Are you supposed to be able to nest critical regions using CRITICAL_REGION_ENTER and CRITICAL_REGION_EXIT? Here I mean you have a function which uses a critical region to surround some work, and you call that function from within another critical region set up by another function. So you end up calling CRITICAL_REGION_ENTER twice, then CRITICAL_REGION_EXIT() twice.

Looking at the code for CRITICAL_REGION_ENTER, it makes sense. If the softdevice isn't enabled, it just turns interrupts off, else it relies on the softdevice to have turned off the application ones. However the code for CRITICAL_REGION_EXIT doesn't make so much sense. It's here..

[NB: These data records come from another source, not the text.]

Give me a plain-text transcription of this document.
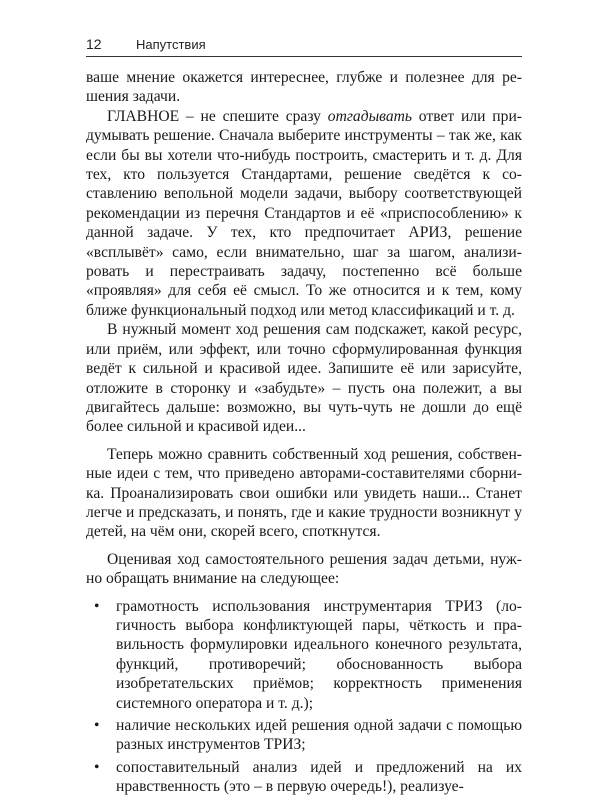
12	Напутствия

ваше мнение окажется интереснее, глубже и полезнее для решения задачи.

ГЛАВНОЕ – не спешите сразу отгадывать ответ или придумывать решение. Сначала выберите инструменты – так же, как если бы вы хотели что-нибудь построить, смастерить и т. д. Для тех, кто пользуется Стандартами, решение сведётся к составлению вепольной модели задачи, выбору соответствующей рекомендации из перечня Стандартов и её «приспособлению» к данной задаче. У тех, кто предпочитает АРИЗ, решение «всплывёт» само, если внимательно, шаг за шагом, анализировать и перестраивать задачу, постепенно всё больше «проявляя» для себя её смысл. То же относится и к тем, кому ближе функциональный подход или метод классификаций и т. д.

В нужный момент ход решения сам подскажет, какой ресурс, или приём, или эффект, или точно сформулированная функция ведёт к сильной и красивой идее. Запишите её или зарисуйте, отложите в сторонку и «забудьте» – пусть она полежит, а вы двигайтесь дальше: возможно, вы чуть-чуть не дошли до ещё более сильной и красивой идеи...

Теперь можно сравнить собственный ход решения, собственные идеи с тем, что приведено авторами-составителями сборника. Проанализировать свои ошибки или увидеть наши... Станет легче и предсказать, и понять, где и какие трудности возникнут у детей, на чём они, скорей всего, споткнутся.

Оценивая ход самостоятельного решения задач детьми, нужно обращать внимание на следующее:

• грамотность использования инструментария ТРИЗ (логичность выбора конфликтующей пары, чёткость и правильность формулировки идеального конечного результата, функций, противоречий; обоснованность выбора изобретательских приёмов; корректность применения системного оператора и т. д.);
• наличие нескольких идей решения одной задачи с помощью разных инструментов ТРИЗ;
• сопоставительный анализ идей и предложений на их нравственность (это – в первую очередь!), реализуе-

#define CRITICAL_REGION_EXIT()                                                              \
        if (CURRENT_INT_PRI != APP_IRQ_PRIORITY_HIGH)                                       \
        {                                                                                   \
            uint32_t ERR_CODE;                                                              \
            __enable_irq();                                                                 \
            ERR_CODE = sd_nvic_critical_region_exit(IS_NESTED_CRITICAL_REGION);             \
            if (ERR_CODE != NRF_ERROR_SOFTDEVICE_NOT_ENABLED)                               \
            {                                                                               \
                APP_ERROR_CHECK(ERR_CODE);                                                  \
            }                                                                               \
        }                                                                                   \
    }

This calls __enable_irq() directly, thus immediately turning on all interrupts so the critical region is effectively ended at this point even if you were nested and sd_nvic_critical_region_exit() was not going to disable the interrupts.

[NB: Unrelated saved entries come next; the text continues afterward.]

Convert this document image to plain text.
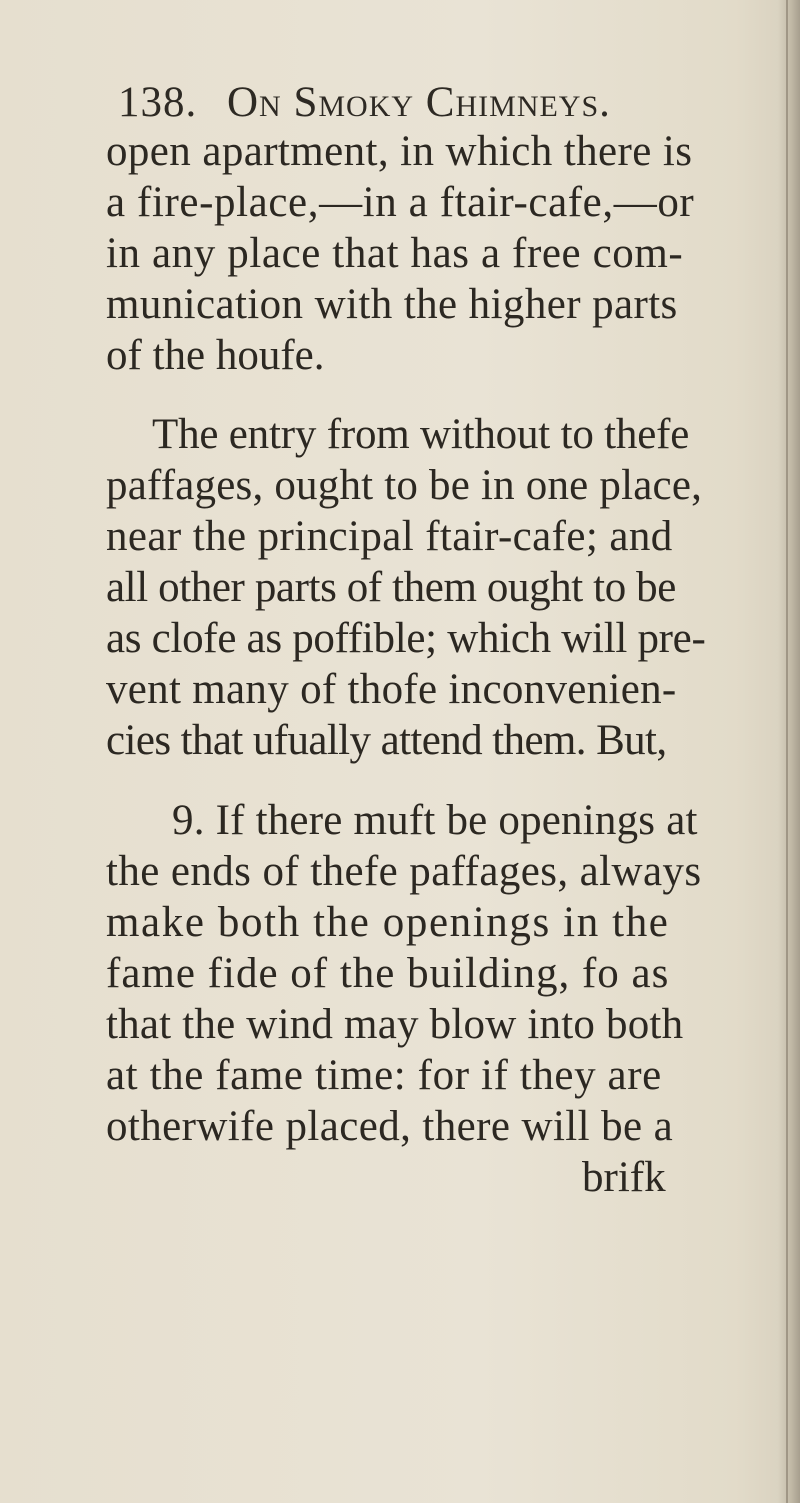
138. On Smoky Chimneys.
open apartment, in which there is
a fire-place,—in a ftair-cafe,—or
in any place that has a free com-
munication with the higher parts
of the houfe.
The entry from without to thefe
paffages, ought to be in one place,
near the principal ftair-cafe; and
all other parts of them ought to be
as clofe as poffible; which will pre-
vent many of thofe inconvenien-
cies that ufually attend them. But,
9. If there muft be openings at
the ends of thefe paffages, always
make both the openings in the
fame fide of the building, fo as
that the wind may blow into both
at the fame time: for if they are
otherwife placed, there will be a
brifk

Should the code not do the inverse of the CRITICAL_REGION_ENTER() code and only call __enable_irq() in the case the softdevice isn't active? Something like

   #define CRITICAL_REGION_EXIT()   
            if (CURRENT_INT_PRI != APP_IRQ_PRIORITY_HIGH)  
            {     
                uint32_t ERR_CODE= sd_nvic_critical_region_exit(IS_NESTED_CRITICAL_REGION);
                if (ERR_CODE == NRF_ERROR_SOFTDEVICE_NOT_ENABLED) 
                { 
                    __enable_irq();  
                }
                else 
                {   
                    APP_ERROR_CHECK(ERR_CODE);  
                }  
            }   
        }

Or do you have to ensure that you never call functions which end up nesting critical regions like this?

  • From examining the SDK documentation on the macros and the soft device critical region functions, you cannot nest the critical regions using the macros. You can if you call the soft device functions yourself and manage the is nested flag yourself. As for the exit macro implementation, I'm not knowledgeable enough to comment.

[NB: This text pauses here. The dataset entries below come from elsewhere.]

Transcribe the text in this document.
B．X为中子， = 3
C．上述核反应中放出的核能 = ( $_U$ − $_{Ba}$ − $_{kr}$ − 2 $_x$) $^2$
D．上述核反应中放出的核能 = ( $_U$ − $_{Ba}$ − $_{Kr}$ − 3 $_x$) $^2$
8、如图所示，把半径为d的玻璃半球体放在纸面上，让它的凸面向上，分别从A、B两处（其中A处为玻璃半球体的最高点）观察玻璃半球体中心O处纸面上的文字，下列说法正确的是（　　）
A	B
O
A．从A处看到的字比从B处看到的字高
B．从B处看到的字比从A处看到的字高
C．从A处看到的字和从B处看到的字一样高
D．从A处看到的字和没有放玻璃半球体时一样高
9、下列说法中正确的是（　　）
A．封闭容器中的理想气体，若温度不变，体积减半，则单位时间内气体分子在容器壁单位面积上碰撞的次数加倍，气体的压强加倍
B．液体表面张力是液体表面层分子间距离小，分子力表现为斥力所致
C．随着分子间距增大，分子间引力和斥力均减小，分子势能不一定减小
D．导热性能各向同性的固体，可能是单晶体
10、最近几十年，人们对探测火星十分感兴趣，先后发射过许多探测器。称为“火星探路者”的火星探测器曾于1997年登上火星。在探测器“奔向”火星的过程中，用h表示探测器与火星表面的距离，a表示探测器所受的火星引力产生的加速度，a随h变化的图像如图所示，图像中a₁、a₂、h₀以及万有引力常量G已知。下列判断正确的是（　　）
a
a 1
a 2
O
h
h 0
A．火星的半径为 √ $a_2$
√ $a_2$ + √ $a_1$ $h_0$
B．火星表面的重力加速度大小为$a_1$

  • I finally managed to set up a test case to test this by using functions which call each other, each of which makes its own critical scope. Sort of like this

    void foo( void )
    {
        CRITICAL_REGION_ENTER()
        .. do some work ..
        CRITICAL_REGION_EXIT()
    }
    
    void bar( void )
    {
        CRITICAL_REGION_ENTER()
        .. do some other work ..
        foo();    // call foo
        .. and do a little cleanup work .. 
    }
    

    That's not a particularly unusual pattern, when you have a protected resource it does happen you end up protecting your work and also then calling a helper function which protects the same thing.

    If you have the softdevice enabled then it works. The reason for that is that the sd_nvic_critical_region_enter()/exit() functions disable/enable the individual user interrupts, they don't use __irq_disable() to disable everything, so the call to __irq_enable() makes no difference, only when the finally non-nested sd_nvic_critical_region_exit() is called are the individual interrupts re-enabled and then they fire.

    However if the soft device is disabled then it does fail, but for a different reason than I expected. The first entry to the critical region disables interrupts. When you come to the second entry (this is before you exit the first one, because they are nested) sd_nvic_critical_region_enter() is called again, however interrupts are at that point disabled and emitting an SVC call with interrupts disabled is a hard fault, so it hard faults.

    Since I do have this issue I'll write my own version of the wrapper which checks only the first time if the SD is enabled/disabled and then just calls it or the _irq* functions and nests properly, my library code has to work with and without a softdevice enabled and needs the nested critical regions. I need more than just calling sd_nvic_critical_region() however as if the SD is disabled, I do need to at some point call __irq_disable() to actually get the criticality.

  • When wrote your own CRITICAL_REGION_ENTER/EXIT(), should you also take care of irq enabled at the first call of CRITICAL_REGION_ENTER()? Hmm, what's the call to determine if irq is enabled or not?

  • Looks that I could check the lsb of PRIMASK (determined by __get_PRIMASK()) to check if irq currently is enabled or not.

  • You could do all those things. I wondered about this too and why this wasn't part of the CMSIS routines and eventually decided that it's because reading the current enabled state of an interrupt is fairly useless and subject to loads of race conditions.

    If you are a level 0 interrupt, it doesn't matter, you aren't getting interrupted anyway. If you are anything less, than reading the current state of the interrupts opens a window for a higher priority interrupt to change them and then you go set it back to what it was before and break it.

    If you disable all interrupts it doesn't matter what they were before, you disabled all interrupts globally and re-enable them globally.

    A function to read the current enabled state of an interrupt isn't needed as it's just a function which will eventually hit a race condition and break something.